Monsieur le garde des Sceaux,

Nous avons été saisis ces derniers mois par plusieurs collègues de décisions de refus ou d’avis défavorables rendus par leurs chefs de cour à propos de demandes de travail à temps partiel (en dehors des situations de plein droit). Certains ont d’ailleurs eu vent de nouvelles « consignes » de la Direction des services judiciaires en ce sens. Il a même été conseillé à l’une de nos collègues bénéficiant d’un temps partiel de demander une reprise à plein temps pour avoir plus de chances d’obtenir sa mutation...

Nous avons interrogé la Direction des services judiciaires sur ce point lors de la réunion préparatoire à la « transparence » du 19 janvier dernier. Il nous a été indiqué qu’il n’y avait eu ni changement d’orientation, ni consignes, mais qu’il n’était pas possible de tenir compte, dans l’affectation des effectifs, de l’existence de temps partiels, susceptibles par nature de varier, et qu’il appartenait donc aux chefs de cour de combler les manques par l’affectation de magistrats placés.

Cette impossibilité alléguée de prendre en considération dans la situation d’une juridiction l’existence d’activités à temps partiel, en cours parfois depuis plusieurs années, nous semble caractéristique des dégâts engendrés par l’application forcenée de la Révision générale des politiques publiques. Alors que la Loi organique relative aux lois de finances, dont l’application a été généralisée le 1er janvier 2006, devait permettre une souplesse en matière d’affectation des ressources financières et humaines par la globalisation des effectifs dévolus à chaque cour d’appel, les créations et suppressions de postes sont désormais décidées unilatéralement par l’administration centrale dans un contexte de réduction des effectifs. Or, finalement, il n’existerait selon vos services aucune solution pour adapter les moyens aux réalités locales, et ce au détriment des justiciables et des professionnels, ce qui signe l’échec de votre politique de « gestion prévisionnelle des ressources humaines ».

En conséquence logique de la baisse drastique des recrutements de magistrats ces dernières années, la vacance de nombreux postes dans les juridictions absorbe la plupart des effectifs de magistrats placés, également mobilisés pour combler les absences dues aux congés maladie ou maternité. Il y a donc tout lieu de craindre que la position de certains chefs de cour consistant à donner des avis réservés ou défavorables au temps partiel ne se généralise.

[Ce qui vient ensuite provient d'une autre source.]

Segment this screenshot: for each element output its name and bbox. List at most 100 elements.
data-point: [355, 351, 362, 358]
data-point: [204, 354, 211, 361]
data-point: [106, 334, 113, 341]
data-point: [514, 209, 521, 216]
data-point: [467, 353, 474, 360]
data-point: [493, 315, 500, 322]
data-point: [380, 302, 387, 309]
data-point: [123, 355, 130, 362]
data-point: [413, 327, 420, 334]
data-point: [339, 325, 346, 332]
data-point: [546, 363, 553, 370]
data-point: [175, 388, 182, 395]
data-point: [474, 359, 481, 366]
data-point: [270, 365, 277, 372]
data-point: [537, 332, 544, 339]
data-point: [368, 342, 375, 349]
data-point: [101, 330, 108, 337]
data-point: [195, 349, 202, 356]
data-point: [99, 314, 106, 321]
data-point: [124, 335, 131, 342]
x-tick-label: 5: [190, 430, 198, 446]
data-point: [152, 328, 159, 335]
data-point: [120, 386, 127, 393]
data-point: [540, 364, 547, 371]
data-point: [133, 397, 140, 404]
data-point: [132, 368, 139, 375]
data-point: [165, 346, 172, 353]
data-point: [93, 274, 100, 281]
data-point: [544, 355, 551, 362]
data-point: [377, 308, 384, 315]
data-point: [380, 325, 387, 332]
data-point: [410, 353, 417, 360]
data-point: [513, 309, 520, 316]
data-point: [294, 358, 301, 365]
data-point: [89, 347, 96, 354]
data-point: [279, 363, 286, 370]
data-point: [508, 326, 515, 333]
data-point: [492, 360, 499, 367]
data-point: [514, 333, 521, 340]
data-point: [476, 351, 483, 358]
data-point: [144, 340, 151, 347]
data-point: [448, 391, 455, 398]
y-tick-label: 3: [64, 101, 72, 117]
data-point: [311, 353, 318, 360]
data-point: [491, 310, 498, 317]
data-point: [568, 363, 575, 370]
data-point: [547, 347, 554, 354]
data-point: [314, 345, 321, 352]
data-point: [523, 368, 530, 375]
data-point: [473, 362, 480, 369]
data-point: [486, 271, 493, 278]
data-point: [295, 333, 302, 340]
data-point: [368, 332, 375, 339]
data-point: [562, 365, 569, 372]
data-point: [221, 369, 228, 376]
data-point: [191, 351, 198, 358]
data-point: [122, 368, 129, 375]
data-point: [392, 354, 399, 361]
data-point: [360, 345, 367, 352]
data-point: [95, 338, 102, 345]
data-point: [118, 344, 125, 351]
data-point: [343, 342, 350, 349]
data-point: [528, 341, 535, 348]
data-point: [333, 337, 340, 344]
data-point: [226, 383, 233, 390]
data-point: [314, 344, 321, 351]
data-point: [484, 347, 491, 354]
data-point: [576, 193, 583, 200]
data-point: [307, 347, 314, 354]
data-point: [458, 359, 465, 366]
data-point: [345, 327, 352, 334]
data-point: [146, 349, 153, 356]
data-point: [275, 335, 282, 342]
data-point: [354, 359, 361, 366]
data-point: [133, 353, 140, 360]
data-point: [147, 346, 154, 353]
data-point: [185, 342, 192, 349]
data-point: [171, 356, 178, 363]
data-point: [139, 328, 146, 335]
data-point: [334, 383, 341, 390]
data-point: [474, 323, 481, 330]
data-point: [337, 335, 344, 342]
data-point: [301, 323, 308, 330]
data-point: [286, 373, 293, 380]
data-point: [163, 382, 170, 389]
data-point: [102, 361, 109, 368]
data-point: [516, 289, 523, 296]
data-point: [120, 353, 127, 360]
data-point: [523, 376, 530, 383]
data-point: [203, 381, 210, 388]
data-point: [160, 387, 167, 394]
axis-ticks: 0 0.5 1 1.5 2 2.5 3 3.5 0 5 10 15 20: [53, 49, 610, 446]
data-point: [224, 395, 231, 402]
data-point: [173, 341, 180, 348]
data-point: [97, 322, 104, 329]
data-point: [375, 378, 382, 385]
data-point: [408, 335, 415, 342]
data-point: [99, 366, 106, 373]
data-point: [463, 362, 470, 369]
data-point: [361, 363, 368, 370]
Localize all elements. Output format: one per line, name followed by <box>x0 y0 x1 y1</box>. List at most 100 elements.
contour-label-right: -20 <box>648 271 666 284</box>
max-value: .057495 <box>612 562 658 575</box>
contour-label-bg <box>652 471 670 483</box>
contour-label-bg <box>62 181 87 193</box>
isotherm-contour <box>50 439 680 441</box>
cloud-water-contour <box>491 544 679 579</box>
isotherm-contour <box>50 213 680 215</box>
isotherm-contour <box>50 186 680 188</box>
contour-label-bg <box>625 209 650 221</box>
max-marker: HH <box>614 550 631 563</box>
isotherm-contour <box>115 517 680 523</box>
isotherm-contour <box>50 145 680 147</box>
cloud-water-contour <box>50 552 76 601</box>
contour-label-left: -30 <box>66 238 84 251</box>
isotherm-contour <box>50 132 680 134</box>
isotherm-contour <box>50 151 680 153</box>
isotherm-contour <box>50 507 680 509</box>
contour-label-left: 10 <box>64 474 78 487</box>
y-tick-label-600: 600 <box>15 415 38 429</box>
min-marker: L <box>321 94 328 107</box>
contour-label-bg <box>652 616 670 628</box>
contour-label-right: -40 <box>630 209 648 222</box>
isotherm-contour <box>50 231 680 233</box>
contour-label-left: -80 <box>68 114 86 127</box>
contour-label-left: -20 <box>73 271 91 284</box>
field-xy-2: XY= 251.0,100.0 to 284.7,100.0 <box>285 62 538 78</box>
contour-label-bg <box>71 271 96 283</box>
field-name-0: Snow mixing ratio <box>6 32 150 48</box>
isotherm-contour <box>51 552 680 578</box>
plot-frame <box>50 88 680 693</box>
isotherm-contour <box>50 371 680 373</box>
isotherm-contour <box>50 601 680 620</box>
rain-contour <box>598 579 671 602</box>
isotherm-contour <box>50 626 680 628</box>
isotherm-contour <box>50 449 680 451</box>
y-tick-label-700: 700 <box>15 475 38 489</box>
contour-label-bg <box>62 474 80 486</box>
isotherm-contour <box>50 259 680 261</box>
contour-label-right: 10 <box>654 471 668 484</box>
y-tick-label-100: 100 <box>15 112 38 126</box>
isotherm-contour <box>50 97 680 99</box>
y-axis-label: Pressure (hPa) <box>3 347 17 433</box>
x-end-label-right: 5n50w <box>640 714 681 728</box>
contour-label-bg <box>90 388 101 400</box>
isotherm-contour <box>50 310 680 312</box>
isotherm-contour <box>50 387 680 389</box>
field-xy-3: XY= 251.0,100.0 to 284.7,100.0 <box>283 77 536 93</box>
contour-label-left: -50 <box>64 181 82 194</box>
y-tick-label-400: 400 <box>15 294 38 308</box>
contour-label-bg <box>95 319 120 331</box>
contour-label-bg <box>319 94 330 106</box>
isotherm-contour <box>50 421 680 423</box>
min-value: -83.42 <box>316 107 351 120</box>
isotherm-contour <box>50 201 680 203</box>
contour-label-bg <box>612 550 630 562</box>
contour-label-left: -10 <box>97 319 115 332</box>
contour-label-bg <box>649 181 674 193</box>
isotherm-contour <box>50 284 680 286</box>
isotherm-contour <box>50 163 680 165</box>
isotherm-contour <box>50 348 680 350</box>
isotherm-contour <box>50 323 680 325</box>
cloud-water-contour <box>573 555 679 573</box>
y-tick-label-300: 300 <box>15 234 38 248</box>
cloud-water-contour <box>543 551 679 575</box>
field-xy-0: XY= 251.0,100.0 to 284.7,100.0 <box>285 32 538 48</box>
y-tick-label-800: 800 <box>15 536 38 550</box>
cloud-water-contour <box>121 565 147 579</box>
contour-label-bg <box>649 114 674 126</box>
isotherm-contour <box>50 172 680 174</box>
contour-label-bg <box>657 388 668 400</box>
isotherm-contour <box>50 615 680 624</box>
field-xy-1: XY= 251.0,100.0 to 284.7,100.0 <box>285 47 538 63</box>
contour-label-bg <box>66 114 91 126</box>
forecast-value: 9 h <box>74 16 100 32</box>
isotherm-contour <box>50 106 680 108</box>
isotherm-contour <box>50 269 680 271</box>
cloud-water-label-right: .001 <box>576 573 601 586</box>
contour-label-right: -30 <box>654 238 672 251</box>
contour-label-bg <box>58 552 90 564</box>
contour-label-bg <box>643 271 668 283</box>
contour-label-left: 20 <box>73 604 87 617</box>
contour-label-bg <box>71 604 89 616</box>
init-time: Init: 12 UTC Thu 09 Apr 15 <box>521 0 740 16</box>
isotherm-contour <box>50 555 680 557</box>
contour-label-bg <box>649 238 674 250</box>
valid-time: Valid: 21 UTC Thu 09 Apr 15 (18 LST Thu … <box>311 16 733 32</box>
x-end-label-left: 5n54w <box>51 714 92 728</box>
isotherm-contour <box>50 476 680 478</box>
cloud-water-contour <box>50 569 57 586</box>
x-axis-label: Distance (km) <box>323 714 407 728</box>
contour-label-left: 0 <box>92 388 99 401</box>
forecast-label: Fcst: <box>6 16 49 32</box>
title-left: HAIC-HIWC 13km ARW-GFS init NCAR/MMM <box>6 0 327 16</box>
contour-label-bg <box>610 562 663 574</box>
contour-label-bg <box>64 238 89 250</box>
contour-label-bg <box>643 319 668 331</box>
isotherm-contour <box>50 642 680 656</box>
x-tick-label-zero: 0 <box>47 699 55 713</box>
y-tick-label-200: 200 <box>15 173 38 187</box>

Par ailleurs, dans nombre de juridictions les magistrats bénéficiant d’un temps partiel n’obtiennent pas la décharge de service correspondante, ce qui conduit certains à renoncer à cette modalité, en constatant qu’ils n’arrivent pas à faire face à leur charge de travail tout en percevant un traitement réduit.

Dans le contexte actuel de vacances de postes et de services débordés, de très nombreux chefs de juridiction cherchent néanmoins à maintenir l’activité judiciaire au même niveau, voire à améliorer la « performance » des services, guidés parfois par l’espoir illusoire d’obtenir des effectifs supplémentaires ou plus souvent par le souci de leur propre carrière.

Les magistrats n’ont pas à payer le prix de la gestion désastreuse des ressources humaines qui prévaut au ministère de la justice, caractérisée notamment par l’absence de prise en compte des réformes nécessitant des renforts en personnels (protection des majeurs, garde à vue, contrôle des hospitalisations contraintes, introduction des citoyens assesseurs en correctionnelle...).

Alors que les conditions de travail ne cessent de se dégrader au quotidien dans les juridictions, les magistrats se trouvent ainsi de fait privés du choix d’adapter leur activité professionnelle aux contraintes de leur vie personnelle par l’obtention d’un temps partiel.

A l’heure où le ministère de la justice mène une réflexion sur la souffrance au travail – dont on aimerait d’ailleurs connaître un jour le résultat –, il est absurde d’empêcher ou de décourager ceux qui le souhaitent de travailler à temps partiel. Cette politique ne peut que générer des situations de souffrance au travail – avec les conséquences que l’on sait (dépressions, arrêts maladie...) –, amener certains collègues à anticiper leur départ à la retraite et, in fine, aggraver le déficit actuel de personnel.

Le Syndicat de la magistrature vous demande donc de dissiper tout malentendu auprès de nos collègues et des chefs de cour, en rappelant que les magistrats sont en droit de demander et d’obtenir des temps partiels, sans qu’on leur oppose sans cesse les contraintes provoquées par une pénurie que vous avez la charge de résoudre.

Dans l’attente de votre réponse, nous vous prions d’agréer, Monsieur le garde des Sceaux, l’expression de notre considération.